Ice Cream Sandwich Cake

This might be our family's most requested birthday cake from now on. The recipe comes from a friend from church, Wendy. She is very popular at our house right now:-).

I first tasted this cake at Wendy's house during a Youth Council meeting. I could not figure out how they made it and was in awe of the flavor that seemed to take me back to my childhood. The layering impressed the dickens out of me and while I knew I was going to ask for the recipe, I was afraid it would look too involved.

I was wrong. This cake can be put together in 10 minutes flat. It calls for very few ingredients and it was a hit with everyone who ate of it. Please find some excuse to make this. Is there a birthday coming up? An anniversary? All I can say is that you better think of something.

 Banana Split Version (sliced bananas, strawberry sundae topping and crushed Oreos)

Ice Cream Sandwich Cake (recipe from Wendy G.)
In the pictures (and directions below) you can see I lined my pan with foil.  I've made this many times since without lining the pan and then just serve it out of the pan.  Lifting the pieces individually out of the pan gets just as many oohs and ahhs:-). 
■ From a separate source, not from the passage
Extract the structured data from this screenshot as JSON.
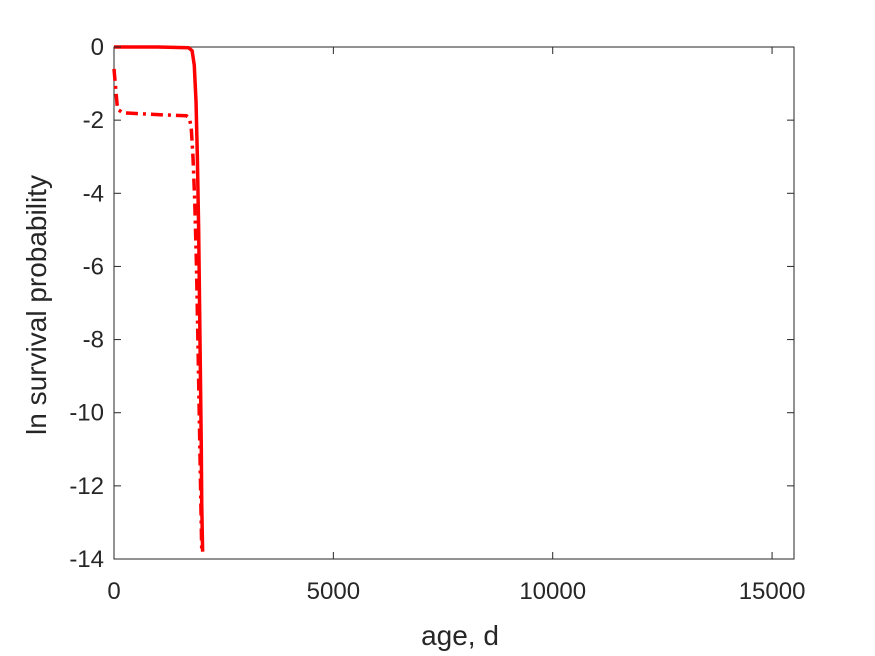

Also, feel free to use different flavored sundae toppings and different candies.  You can also add fruit.  Below is our favorite combination.

24 ice cream sandwiches
16 ounces of cool whip
1 jar caramel sundae topping
1 bag of your favorite candy, coarsely chopped Reeses peanut butter cups

Yep, that's it.

Lay half of the ice cream sandwiches (whole) in the bottom of a 9 x 13-inch pan, trimming the last couple to get complete coverage. Top with half of the cool whip, half of the caramel sundae topping and half of the candy. Lay down another layer of ice cream sandwiches.  Top with remaining cool whip and spread out evenly with a knife, making a lip around the edge so the sundae topping won't run out and over the edges.  Top with remaining candy, cover and freeze for several hours (or overnight) before serving.

That's it.

Depending on how cold your freezer is, you may need to thaw it on the counter for 10-15 minutes before serving.

Now, I guess I could have made some homemade ice cream from local milk, baked my own chocolate wafers, whipped up some real whipped cream, made my own caramel sauce and candy.

But, oh, I would have missed the taste of those store-bought ice cream sandwiches I remember growing up. That, and, I would have pretty much gone insane. This pregnancy has lead to some short-cuts and eating this cake has made the idea of short-cuts much easier to deal with.